Yes, mes amis, “Astral Weeks” is finally making a return to vinyl courtesy of Warner/RTI reissue series. An album nonpareil in rock music, it ranks as high in the pantheon of greatest ever albums such as Pepper and Pet Sounds. Indeed Van the Man would never record anything quite like this astonishing aural work. In some ways, he reached his pinnacle at the beginning of his career! It is an album steeped in primal influences of folk, blues and jazz, whimsical and free-flowing, perfect for the hippie period, but yet so contemporary today, indeed timeless.
Van offers us glimpses of his home city, tree lined avenues and labyrinthine back streets, a heartfelt cry for his lost youth. It was almost ignored on release, slipping out under the pop/rock radar; slowly but surely, however, people began to talk about it, write about it and eventually worship it. This is a young Irishman recording with a bunch of veteran jazz players and getting them to understand his vision and stretching them until they forged this brave new music.

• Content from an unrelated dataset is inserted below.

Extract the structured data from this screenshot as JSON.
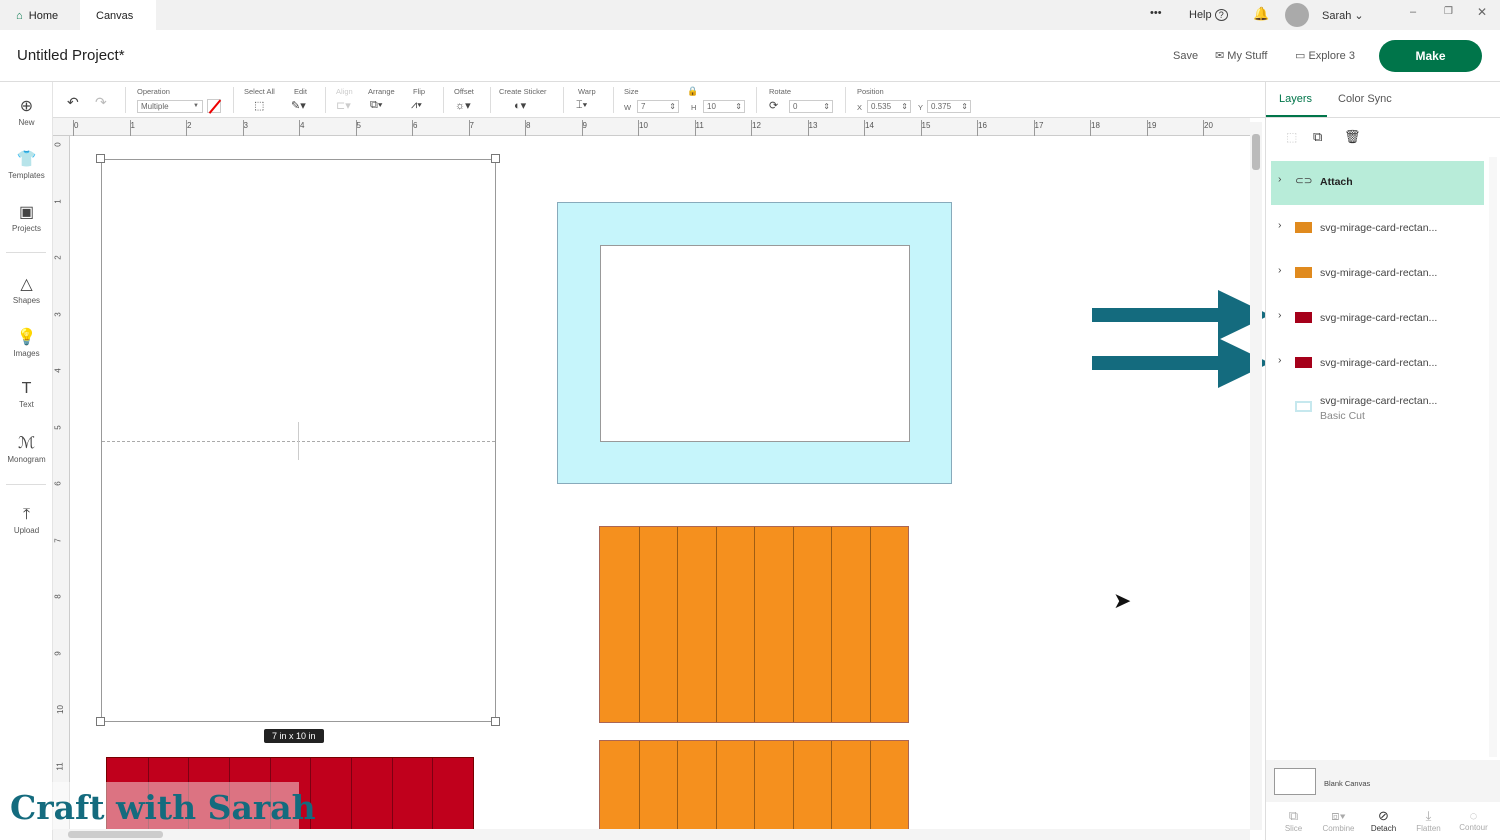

The opening track - and title track – flows and glides across your consciousness. “Sweet Thing” is simply gorgeous, delightful and addictive. The first of the album’s celebrated tracks is the enigmatic “Cypress Avenue”, a stream of consciousness piece driven along by prominent acoustic bass and chattering harpsichord. One of Van’s great lines here “conquered in a car seat.” The climax of this song is without doubt one of the finest moments in music, as wailing violins add to the agony and ecstasy.
The second masterpiece is “Madame George”, full of dark anguish that emerges above the surface of the sonic beauty to be heard here. Who can forget the “clicking/clacking of the high heel shoe” once heard! Who cannot be moved by the lengthy coda, “say goodbye, goodbye, goodbye” carried out of eventual earshot by sweeping strings, strummed guitars and percussion? Immediately following this brooding work is the winsome “Ballerina” full of Morrison vocal gymnastics, slurring and spreading his pronunciation to stunning effect.
The listener feels like an observer of the author’s intimate moments of enlightenment and discovery, the words becoming almost instruments in themselves, as Van murmurs, stammers and endlessly repeats, almost teasing out the full word or syllable. This is an album of dark anguish disguised in the most beautiful of songs. An astonishing album, never repeated in popular music and perhaps the greatest album ever?..................
Also coming out under the same banner is Van’s “His Band and Street Choir”, the follow up to “Moondance”, an album perhaps lacking in the mysticism of its predecessors, but full of top songs, with punchy arrangements and muscular singing, perhaps Van’s adieu to rhythm and blues? It contains one of his greatest performances in “Domino”, and is another must-have Van Morrison album.